Chinese intelligence and ISI perhaps has much to learn from the CIA. Pakistan’s ISI may be committed to ethnic cleansing much more than Nazi Germany but it has become a pawn in the Great Game, same as Afghanistan.

So the strategic conflict between the US and China at the sub-conventional level has already begun in the Af-Pak region; China’s proxy Afghan Taliban on one side and US proxy ISIS aided by TTP, Jundallah and IMU (Uzbekistan) on the other side. No need to disregard this because of US led coalition attacks on ISIS and Baghdadi injured; Osama was killed, Al Qaeda attacked but yet US used Al Qaeda in Libya, Iraq and elsewhere.

Chinese intelligence and ISI perhaps has much to learn from the CIA. Pakistan’s ISI may be committed to ethnic cleansing much more than Nazi Germany but it has become a pawn in the Great Game, same as Afghanistan. Looking back, the ISI would do well to examine at whose behest the Islamic Movement of Uzbekistan has been striking in Karachi and other parts of Pakistan.
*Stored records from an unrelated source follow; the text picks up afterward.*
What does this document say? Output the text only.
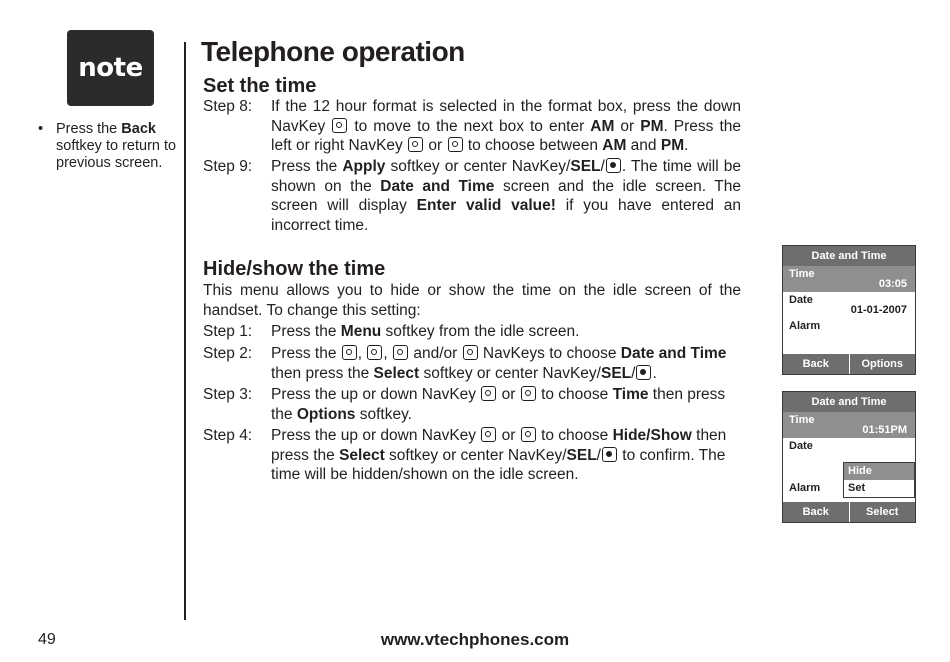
note
• Press the Back softkey to return to previous screen.
Telephone operation
Set the time
Step 8: If the 12 hour format is selected in the format box, press the down NavKey  to move to the next box to enter AM or PM. Press the left or right NavKey  or  to choose between AM and PM.
Step 9: Press the Apply softkey or center NavKey/SEL/ . The time will be shown on the Date and Time screen and the idle screen. The screen will display Enter valid value! if you have entered an incorrect time.
Hide/show the time
This menu allows you to hide or show the time on the idle screen of the handset. To change this setting:
Step 1: Press the Menu softkey from the idle screen.
Step 2: Press the , ,  and/or  NavKeys to choose Date and Time then press the Select softkey or center NavKey/SEL/ .
Step 3: Press the up or down NavKey  or  to choose Time then press the Options softkey.
Step 4: Press the up or down NavKey  or  to choose Hide/Show then press the Select softkey or center NavKey/SEL/ to confirm. The time will be hidden/shown on the idle screen.
Date and Time
Time
03:05
Date
01-01-2007
Alarm
Back	Options
Date and Time
Time
01:51PM
Date
Alarm
Hide
Set
Back	Select
49	www.vtechphones.com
As for China, her major headache could hardly be restricted to requirement of a major restructuring of her economy from a fixed-asset oriented economy to a consumer economy amidst fears China may be forced to devalue the Yuan, which would create serious dislocations within China and in the many currency-swap arrangements. China may well be able to maneouvre herself out of such situation. But what China may face in Af-Pak is a Middle East type of situation – drawing upon the PLA to step in overtly while PLA’s covert presence in the region gets sucked into the Great Game.